– DAMME (MedCon) – High-Tech im OP: Das Dammer Krankenhaus St. Elisabeth in Niedersachsen hat jetzt einen der modernsten Operationssäle Europas eröffnet. Audio- und Videotechnik machen Live-Übertragungen während der Operation möglich - in andere Bereiche des Hauses oder zu Kongressen in aller Welt
"Wir können während der Operation die Bild- und Videodaten auch Spezialisten außerhalb des OPs zur Verfügung stellen.

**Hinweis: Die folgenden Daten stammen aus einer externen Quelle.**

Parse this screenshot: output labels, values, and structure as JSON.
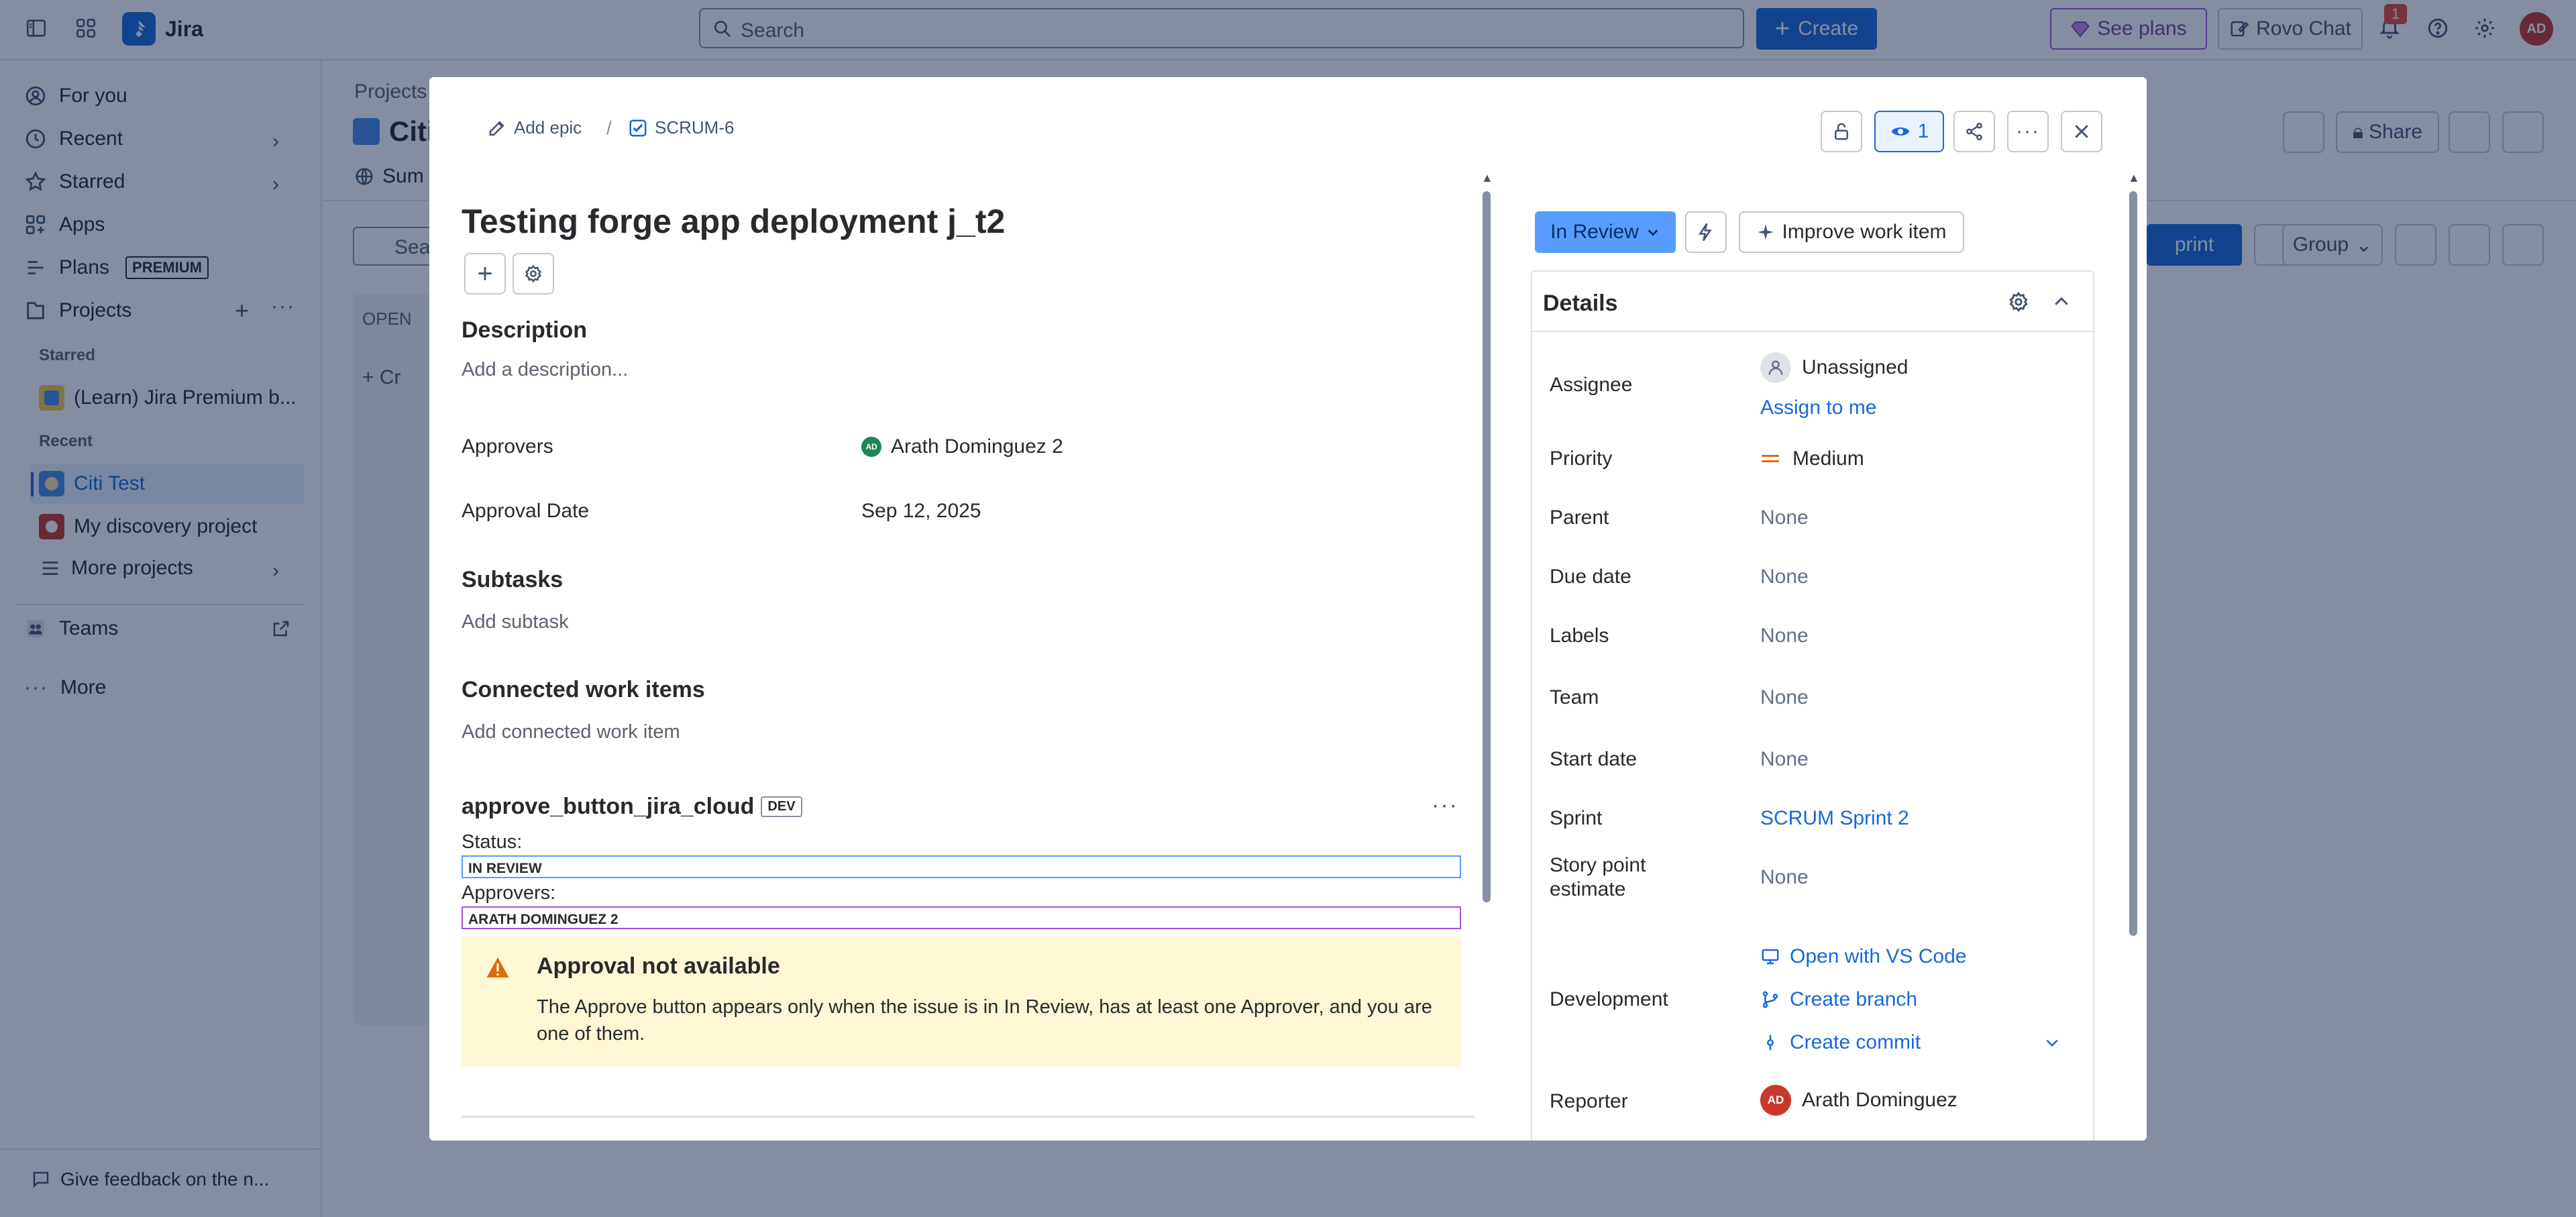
{
  "topbar": {
    "app_name": "Jira",
    "search_placeholder": "Search",
    "create_label": "Create",
    "see_plans_label": "See plans",
    "rovo_chat_label": "Rovo Chat",
    "notification_count": "1",
    "avatar_initials": "AD"
  },
  "sidebar": {
    "for_you": "For you",
    "recent": "Recent",
    "starred": "Starred",
    "apps": "Apps",
    "plans": "Plans",
    "premium_badge": "PREMIUM",
    "projects": "Projects",
    "starred_caption": "Starred",
    "starred_project": "(Learn) Jira Premium b...",
    "recent_caption": "Recent",
    "recent_project_1": "Citi Test",
    "recent_project_2": "My discovery project",
    "more_projects": "More projects",
    "teams": "Teams",
    "more": "More",
    "feedback": "Give feedback on the n..."
  },
  "background": {
    "breadcrumb": "Projects",
    "project_title": "Citi",
    "tab_summary": "Sum",
    "search_stub": "Sea",
    "column_open": "OPEN",
    "create_stub": "Cr",
    "share_label": "Share",
    "sprint_stub": "print",
    "group_label": "Group"
  },
  "modal": {
    "add_epic": "Add epic",
    "issue_key": "SCRUM-6",
    "watch_count": "1",
    "title": "Testing forge app deployment j_t2",
    "description_title": "Description",
    "description_placeholder": "Add a description...",
    "approvers_label": "Approvers",
    "approver_name": "Arath Dominguez 2",
    "approver_initials": "AD",
    "approval_date_label": "Approval Date",
    "approval_date_value": "Sep 12, 2025",
    "subtasks_title": "Subtasks",
    "add_subtask": "Add subtask",
    "connected_title": "Connected work items",
    "add_connected": "Add connected work item",
    "app_name": "approve_button_jira_cloud",
    "dev_badge": "DEV",
    "status_label": "Status:",
    "status_value": "IN REVIEW",
    "approvers_field_label": "Approvers:",
    "approvers_field_value": "ARATH DOMINGUEZ 2",
    "warning_title": "Approval not available",
    "warning_text": "The Approve button appears only when the issue is in In Review, has at least one Approver, and you are one of them.",
    "status_button": "In Review",
    "improve_label": "Improve work item",
    "details": {
      "heading": "Details",
      "assignee_label": "Assignee",
      "assignee_value": "Unassigned",
      "assign_to_me": "Assign to me",
      "priority_label": "Priority",
      "priority_value": "Medium",
      "parent_label": "Parent",
      "parent_value": "None",
      "due_date_label": "Due date",
      "due_date_value": "None",
      "labels_label": "Labels",
      "labels_value": "None",
      "team_label": "Team",
      "team_value": "None",
      "start_date_label": "Start date",
      "start_date_value": "None",
      "sprint_label": "Sprint",
      "sprint_value": "SCRUM Sprint 2",
      "story_points_label_1": "Story point",
      "story_points_label_2": "estimate",
      "story_points_value": "None",
      "development_label": "Development",
      "open_vscode": "Open with VS Code",
      "create_branch": "Create branch",
      "create_commit": "Create commit",
      "reporter_label": "Reporter",
      "reporter_value": "Arath Dominguez",
      "reporter_initials": "AD"
    }
  },
  "colors": {
    "brand_blue": "#1868db",
    "status_blue": "#579dff",
    "warning_bg": "#fff7d6",
    "warning_icon": "#e06c00",
    "priority_orange": "#e56910",
    "notification_red": "#e34935",
    "plans_purple": "#a056d8"
  }
}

So lassen sich zum Beispiel Zweitmeinungen während der Operation schneller erörtern. Das erhöht die Sicherheit für Operateur und Patienten", sagt Chefarzt Dr. Bernd Holthaus.

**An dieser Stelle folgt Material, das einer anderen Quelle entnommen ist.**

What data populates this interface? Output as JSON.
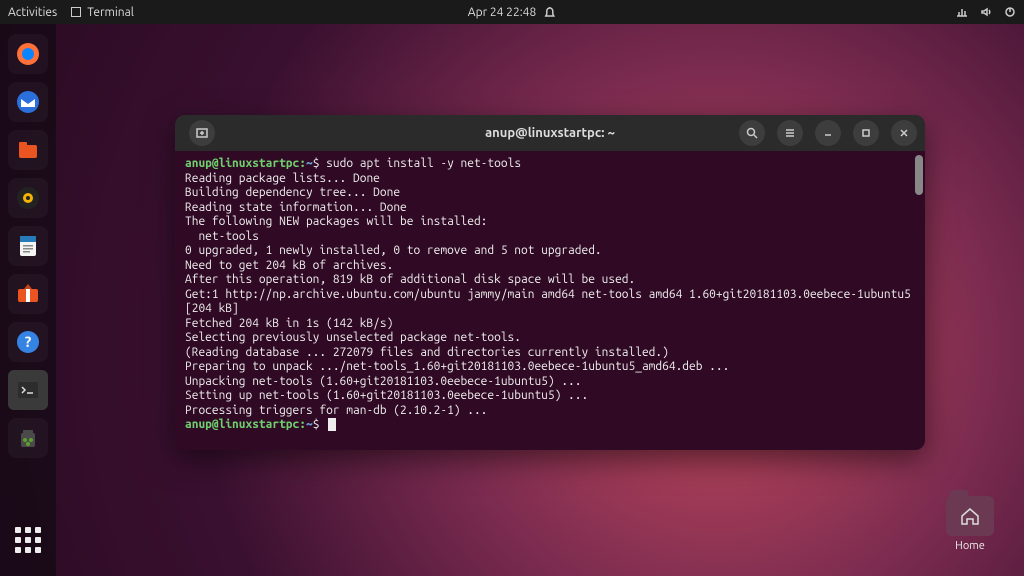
{
  "topbar": {
    "activities": "Activities",
    "app_label": "Terminal",
    "datetime": "Apr 24  22:48"
  },
  "home_folder": {
    "label": "Home"
  },
  "terminal": {
    "title": "anup@linuxstartpc: ~",
    "prompt_user_host": "anup@linuxstartpc:",
    "prompt_path": "~",
    "prompt_symbol": "$",
    "command": "sudo apt install -y net-tools",
    "output": [
      "Reading package lists... Done",
      "Building dependency tree... Done",
      "Reading state information... Done",
      "The following NEW packages will be installed:",
      "  net-tools",
      "0 upgraded, 1 newly installed, 0 to remove and 5 not upgraded.",
      "Need to get 204 kB of archives.",
      "After this operation, 819 kB of additional disk space will be used.",
      "Get:1 http://np.archive.ubuntu.com/ubuntu jammy/main amd64 net-tools amd64 1.60+git20181103.0eebece-1ubuntu5 [204 kB]",
      "Fetched 204 kB in 1s (142 kB/s)",
      "Selecting previously unselected package net-tools.",
      "(Reading database ... 272079 files and directories currently installed.)",
      "Preparing to unpack .../net-tools_1.60+git20181103.0eebece-1ubuntu5_amd64.deb ...",
      "Unpacking net-tools (1.60+git20181103.0eebece-1ubuntu5) ...",
      "Setting up net-tools (1.60+git20181103.0eebece-1ubuntu5) ...",
      "Processing triggers for man-db (2.10.2-1) ..."
    ]
  },
  "dock": {
    "items": [
      "firefox",
      "thunderbird",
      "files",
      "rhythmbox",
      "writer",
      "software",
      "help",
      "terminal",
      "trash"
    ]
  }
}
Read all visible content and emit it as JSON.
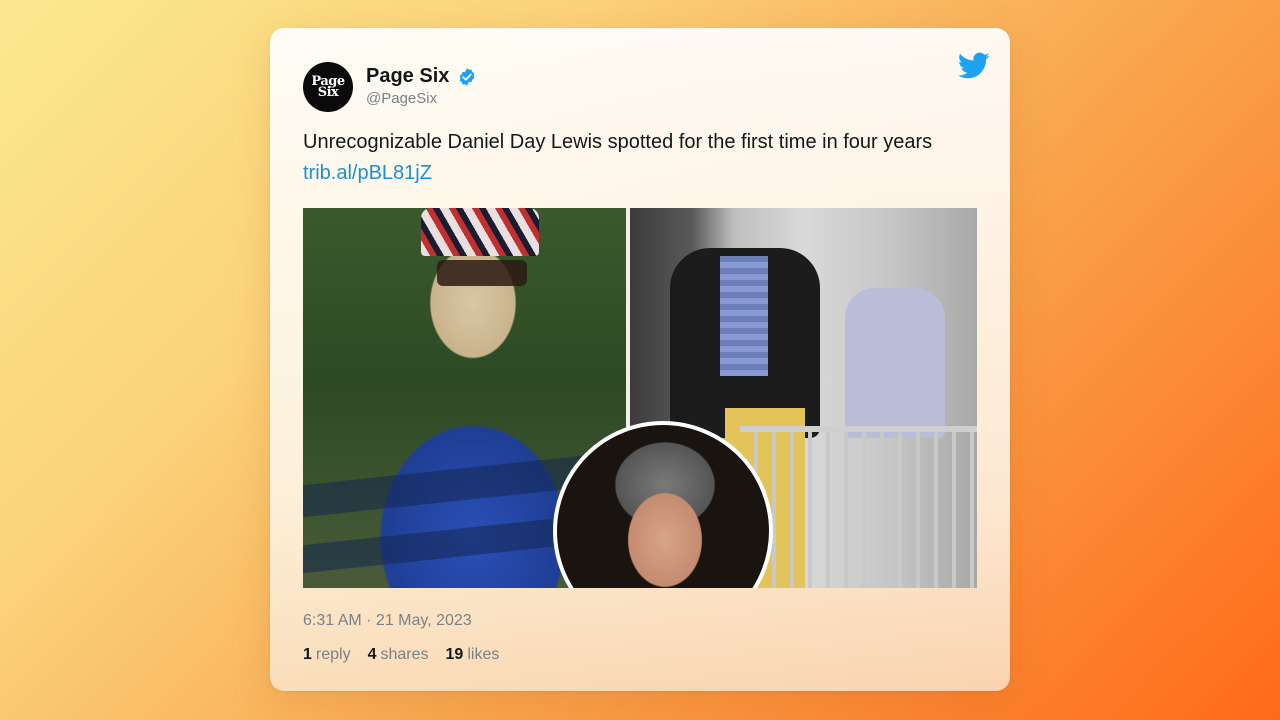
{
  "tweet": {
    "author_name": "Page Six",
    "author_handle": "@PageSix",
    "avatar_line1": "Page",
    "avatar_line2": "Six",
    "text": "Unrecognizable Daniel Day Lewis spotted for the first time in four years",
    "link": "trib.al/pBL81jZ",
    "timestamp": "6:31 AM · 21 May, 2023",
    "stats": {
      "replies_count": "1",
      "replies_label": "reply",
      "shares_count": "4",
      "shares_label": "shares",
      "likes_count": "19",
      "likes_label": "likes"
    }
  },
  "icons": {
    "verified": "verified-badge-icon",
    "brand": "twitter-bird-icon"
  },
  "colors": {
    "link": "#1d8fd6",
    "verified": "#1da1f2",
    "bird": "#1da1f2",
    "background_start": "#fbe98f",
    "background_end": "#ff6a1a"
  }
}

Außerdem werden Arbeitsabläufe aufeinander abgestimmt und dadurch die Betreuung der Patienten weiter verbessert. Durch die moderne OP-Ausstattung ist eine Live-Übertragung auch auf Kongresse im In- und Ausland zu Lehr- und Demonstrationszwecken möglich. Holthaus wird mit Hilfe der vernetzten Technologie das Krankenhaus zu einem Ausbildungszentrum für die minimalinvasive Gynäkologie aufbauen.
Der voll integrierte MIC-OP (MIC = minimalinvasive Chirurgie) von der Firma Olympus, die das Gesamtprojekt unterstützt, wird von allen Fächern des Krankenhauses nutzbar sein.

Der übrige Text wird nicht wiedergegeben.